Following an investigation by the Australian Competition and Consumer Commission (ACCC) into customer complaints against Holden, the carmaker has re-addressed its obligations to consumer guarantees.
As such, all Holden new vehicles will come with an industry-first 60-day guarantee, which offers buyers a repair, replacement or refund of their car if a fault makes it undriveable during its first two months.
Reinforced by a commitment to out-of-warranty support, the guarantee is in addition to traditional warranty obligations.
The ACCC has also urged other car companies to make sure their Australian consumer law compliance programs are satisfactory, as unlawful conduct will be met with action from the government body.
During the past year, the ACCC launched federal court actions against Volkswagen, Audi and Ford over various compliance issues, while its imminent report on car retailing is set to reveal wider problems in the industry.
According to Holden, it had already begun reforming its processes ahead of any ACCC involvement.

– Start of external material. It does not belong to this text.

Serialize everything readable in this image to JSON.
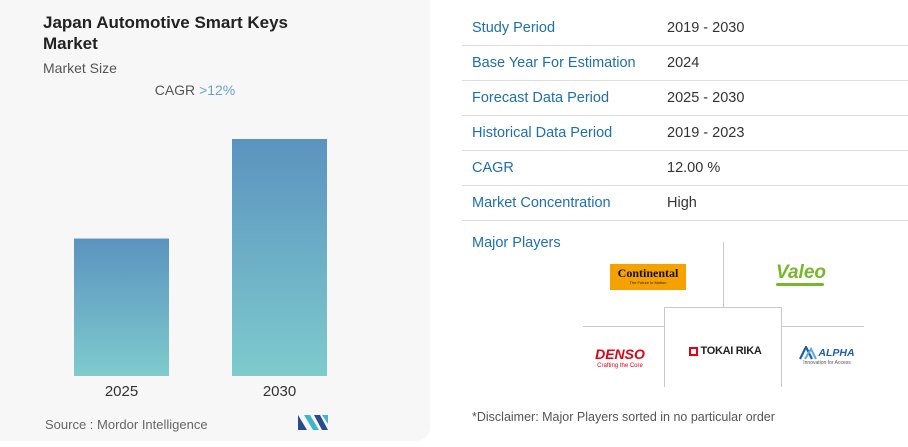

Several changes to the brand's consumer policies and commitments are highlighted by the new 60-day guarantee, which Holden describes as “positive, proactive steps to improve every aspect of customer service and warranty work".
Having admitted to the ACCC that its conduct over complaints about a manufacturing defect possibly violated Australian consumer law, Holden moved towards the court-enforceable undertaking.
ACCC chairman Rod Sims said Holden conceded it misled some consumers about which party decided whether a vehicle owner would be offered a repair, replacement or refund of a car with a manufacturing defect, and that any solution was an act of goodwill.
"Holden also accepted that some consumers were told that a remedy would not be provided because the vehicle had not been serviced by a Holden dealer or with sufficient regularity, or as the vehicle was purchased second-hand," he said.
"The Australian consumer law includes consumer guarantees that provide remedies for major and minor faults in motor vehicles.
"The consumer guarantees operate separately to the manufacturer's warranty, and cannot be modified to require consumers to have their vehicles serviced by authorised dealers in order to obtain a remedy."
According to an ACCC statement, Holden has consented to rectify its consumer protection measures, including: revising its internal training and dealer policies/procedures; using an external reviewer to look at complaints since January 2016 and provide a solution to customers when necessary; and creating an information service so consumers can obtain information about any problems with a car by simply providing its Vehicle Identification Number (VIN).
Customers have always been at the heart of Holden, but we do recognise there has been the occasional situation in the past where we could have done better, so we have been proactive in reviewing how we respond to customer issues.
Mr Sims said Holden's proposed undertaking went beyond achieving compliance with current consumer guarantee obligations, as it also committed to measures that mirror suggested alterations to the law.
"These are great commitments that will have a significant and positive impact for consumers," he said.
Holden customer experience executive director Peter Jamieson said the new 60-day guarantee backed up the company's dedication to its customers.
"Our dealer teams and the teams supporting our dealers want every customer to get the most out of their Holden vehicle," he said. "Our 60-day policy says to our customers and dealers – we stand behind our products.
"Customers have always been at the heart of Holden, but we do recognise there has been the occasional situation in the past where we could have done better, so we have been proactive in reviewing how we respond to customer issues."